Juarez initially didn’t like the amendment.

“I don’t want to be in the position, the judge, the arbiter of deciding what is directly affecting the administration of government,” she said, adding that she didn’t want to deal with the back-and-forth of determining whether a resolution met that criteria. She said she proposed a resolution herself that didn’t meet that criteria when she asked that the council support tribal nations in regards to boarding schools.

Worried council members would have to “justify” their abstention, Councilmember Teresa Mosqueda simplified his amendment to read “Abstentions are not allowed on actions, other than resolutions,” which Pedersen called an “improvement” to the original amendment. The committee unanimously passed Mosqueda’s amendment to the amendment, voted to adopt the amendment (except for Strauss – I asked why and you’ll be the first to know), and passed the underlying legislation unanimously. So, the full council saw Mosqueda’s version of Pedersen’s amendment on Jaurez’s bill.

Now that council members will not have to bicker about what is “related” and what is “directly under the City’s control,” I asked where Pedersen personally draws the line: He didn’t want to vote on Sawant’s resolution to support Starbucks workers in their struggle to unionize, but he did support her call on Congress to codify Roe v. Wade, for example. I will update if he responds.

The new rules also do not address Pedersen’s (or Councilmember Sara Nelson’s) concerns that resolutions beyond the council’s purview waste the council’s time, because anyone can still propose such a resolution. I asked Pedersen’s office if he had any strategy to cut downtime spent on resolutions, and I will update if he responds.

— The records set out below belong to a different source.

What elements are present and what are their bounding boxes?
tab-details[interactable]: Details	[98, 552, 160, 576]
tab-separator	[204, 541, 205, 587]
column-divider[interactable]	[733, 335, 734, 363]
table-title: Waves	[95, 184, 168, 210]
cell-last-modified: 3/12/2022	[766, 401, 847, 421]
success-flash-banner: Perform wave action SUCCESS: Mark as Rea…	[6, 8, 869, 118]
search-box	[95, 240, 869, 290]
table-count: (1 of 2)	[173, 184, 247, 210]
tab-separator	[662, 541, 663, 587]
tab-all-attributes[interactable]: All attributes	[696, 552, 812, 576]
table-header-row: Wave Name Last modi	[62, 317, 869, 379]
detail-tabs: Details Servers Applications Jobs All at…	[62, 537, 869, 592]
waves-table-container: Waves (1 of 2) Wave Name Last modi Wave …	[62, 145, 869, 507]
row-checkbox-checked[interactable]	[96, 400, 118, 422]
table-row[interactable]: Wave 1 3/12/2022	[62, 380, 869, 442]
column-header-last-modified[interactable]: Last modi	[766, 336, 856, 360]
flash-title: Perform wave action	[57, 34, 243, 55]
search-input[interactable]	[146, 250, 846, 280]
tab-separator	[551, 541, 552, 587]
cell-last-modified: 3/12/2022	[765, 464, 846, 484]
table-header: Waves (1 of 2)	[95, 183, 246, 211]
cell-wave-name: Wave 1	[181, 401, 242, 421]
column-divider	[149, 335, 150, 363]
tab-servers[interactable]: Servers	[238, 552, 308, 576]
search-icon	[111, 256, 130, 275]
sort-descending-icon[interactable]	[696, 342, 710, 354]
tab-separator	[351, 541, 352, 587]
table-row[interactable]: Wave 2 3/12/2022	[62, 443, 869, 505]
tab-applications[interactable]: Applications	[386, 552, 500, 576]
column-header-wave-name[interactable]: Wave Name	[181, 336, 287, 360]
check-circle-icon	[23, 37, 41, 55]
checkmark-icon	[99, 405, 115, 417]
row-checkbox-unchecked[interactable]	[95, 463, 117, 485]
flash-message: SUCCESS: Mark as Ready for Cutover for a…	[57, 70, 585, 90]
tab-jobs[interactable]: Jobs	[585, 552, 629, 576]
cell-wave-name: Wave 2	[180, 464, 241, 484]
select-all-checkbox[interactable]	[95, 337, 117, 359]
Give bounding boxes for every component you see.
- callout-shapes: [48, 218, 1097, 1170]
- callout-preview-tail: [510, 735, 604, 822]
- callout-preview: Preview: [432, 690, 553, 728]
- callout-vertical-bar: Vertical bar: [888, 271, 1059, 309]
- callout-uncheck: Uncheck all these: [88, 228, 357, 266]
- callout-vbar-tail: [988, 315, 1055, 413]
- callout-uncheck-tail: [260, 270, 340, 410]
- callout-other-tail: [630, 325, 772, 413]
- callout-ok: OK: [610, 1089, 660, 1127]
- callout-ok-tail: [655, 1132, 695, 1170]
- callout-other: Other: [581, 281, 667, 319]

While it may seem like a silly rule change, Pedersen has worked toward this resolution to end all resolutions (or at least end Pedersen being forced to take a stance on straightforward human rights issues) since his first year in office. After a few housekeeping resolutions at the beginning of 2020, Sawant – Pedersen’s perfect foil when it comes to resolutions – proposed a resolution “affirming The City of Seattle's support for its local Iranian-American and Iranian-immigrant communities.” Pedersen voted yes on that, but his patience with resolutions about the oppression of marginalized groups would soon wear thin. Sawant then proposed a resolution reaffirming Seattle as a “welcoming city” and expressing solidarity with South Asian Seattleites regardless of religion and caste. Pedersen not only voted no, but he came back the next week with a snarky resolution of his own, one that reaffirmed Seattle as a “welcoming city” and condemned all forms of oppression throughout the world.

Despite being a clear riff on Sawant’s resolution and others, Councilmembers Lisa Herbold, Strauss, and Lewis all joined him in voting yes. The only other council member in attendance, Morales, said no.

“It's important to condemn oppression, but we must caution against universalizing the shared experiences of oppression itself. Doing so can minimize the ways that different groups experience oppression,” Morales said before voting.

If that vote had happened after this new rule change, the other council members who couldn’t be bothered to deal with Pedersen’s bullshit could have attended the meeting and abstained instead of biting a bad-faith bullet suggesting that they did not care about oppression. Likewise, now Nelson won’t have to say she supports workers but can’t support resolutions affirming their union efforts, and Pedersen won’t have to explain why he can’t devote council time to international human rights violations despite the resolution taking the same amount of time regardless of his vote.